Quizá todo tendría más sentido si tuviéramos presente el significado real de la palabra regalar que, en origen, significaba tratar con cariño, agasajar, mimar. Aunque enseguida nuestros antepasados se dieron cuenta de que, de las muchas formas que existen de mostrar cariño, una fácil y directa era la entrega de algo valioso.
Con el paso del tiempo, sin embargo, el significado de la palabra se trasladó de la acción al objeto. Y se pasó de mimar a través de la entrega de algo a considerar que ese algo era, en sí mismo, el regalo. Es decir, se pasó de regalar con un objeto a regalar el objeto.
La diferencia es considerable porque, cuando el énfasis estaba en la demostración de afecto, el regalo era simplemente el recuerdo tangible de ese afecto. Pero si, como consideramos hoy, lo más importante es el objeto que se entrega, el cariño queda en un segundo plano y se vuelve irrelevante. Y por eso muchos regalos no afectan, no impactan, no importan, porque, en sí mismos carecen de la capacidad de transmitir esa intención de mimar, de agasajar, de expresar afecto y cariño.
Y por eso muchos de nuestros mayores, si no todos, dicen siempre que no quieren regalos sino tiempo. Y por eso muchos de nuestros hijos, si no la mayoría, preferirían un ratito de verdadero goce, con su padre o con su madre, que cualquier nadería comprada con prisa en una de esas tiendas sin puertas y sobreiluminadas, llenas objetos tan llamativos como inútiles.
Curiosamente, comprar un regalo resulta más barato que regalarse, porque es un acto más sencillo y más rápido. Y como corren tiempos de ahorro de tiempo, suele ser la opción más frecuente. Con el resultado cierto de que tenemos más cosas pero compartimos menos cariño. El ejemplo supremo de nuestro raquitismo a la hora de los obsequios es la tarjeta-regalo. Ahí ya ni siquiera hay objeto, sino un pedazo de plástico pequeño, duro y anodino que, en su tersura, refleja todas las mediocridades de nuestro tiempo: la prisa, el consumo, la frialdad.
Hay algo sombrío en ese momento en el que el regalado averigua cuánto dinero ha puesto su regalador en el billetero de banda magnética, es decir, cuál es la medida de su supuesto cariño. O más bien, a qué tipo de cambio ha traducido en dinero el tiempo que acaso debiera haber pasado con él. Porque, por mucho que las tiendas y los grandes almacenes se empeñen en meter esas tarjetitas en cajas decoradas con esmero y hasta con lazos de terciopelo, lo que guardan no es sino dinero, el mismo que circula en billetes arrugados y monedas sucias.

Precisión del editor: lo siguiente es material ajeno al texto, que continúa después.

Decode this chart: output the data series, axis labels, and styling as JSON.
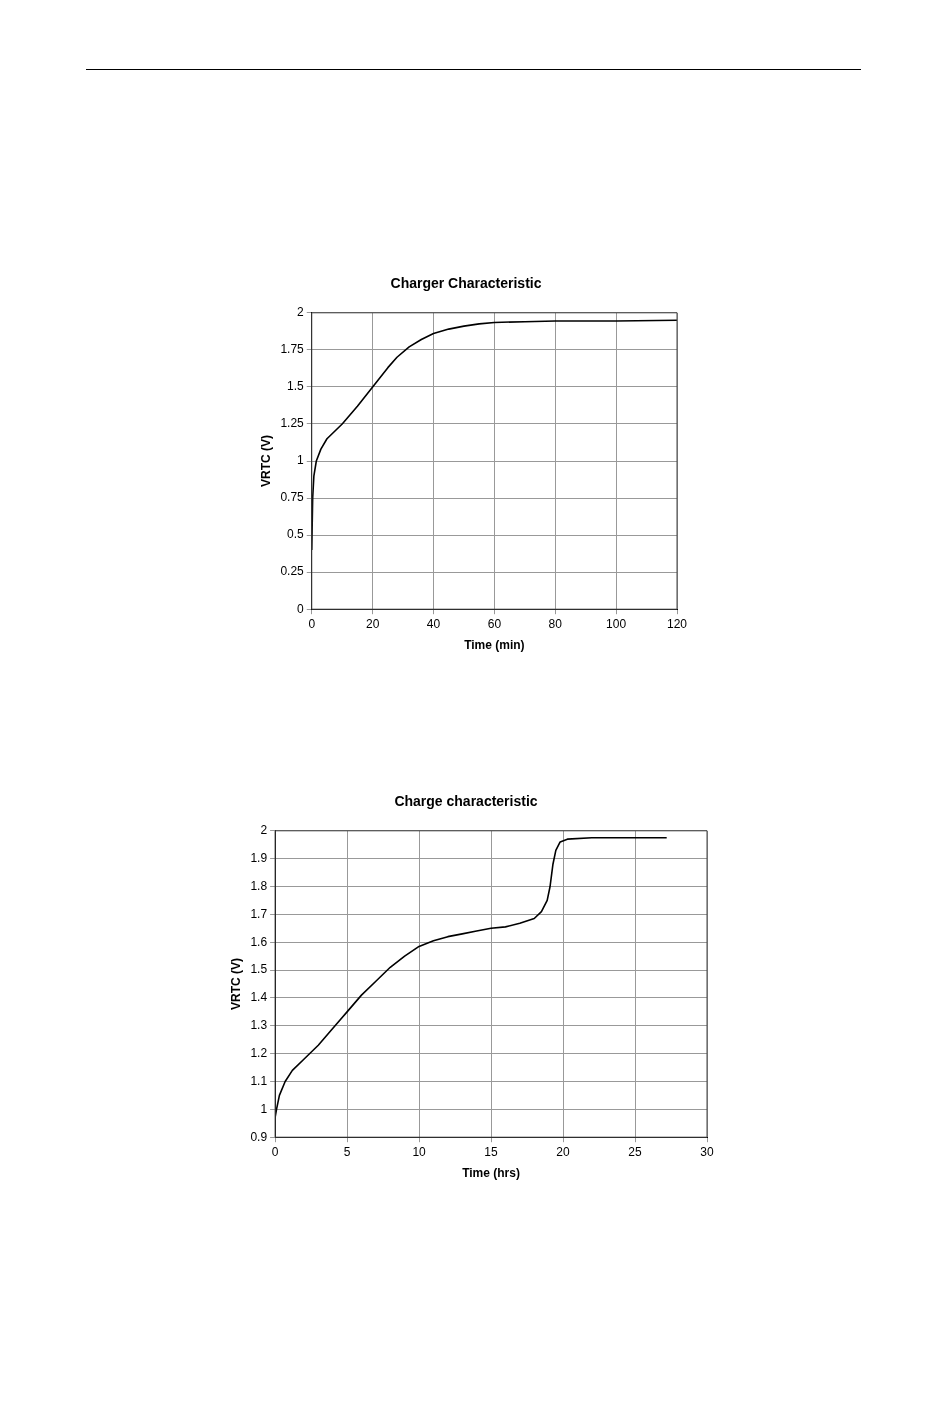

O quizá nos encontremos dentro de un cambio más profundo. Acaso lo que ocurre es que ya nadie quiere ni que le mimen ni que le hagan regalos, sino solo el dinero. Para así tener la libertad de cambiarlo por lo que quiera. Intercambiando en ese mezquino gesto el cariño por una nueva posesión. Resulta paradójico que nos quejemos de la soledad y la alienación en la que vivimos, si somos nosotros mismos los que, en lugar de tender puentes de diálogo y afecto con nuestros seres queridos, interponemos entre ellos y nosotros cualquier paquete dejado en la puerta por un transportista apresurado.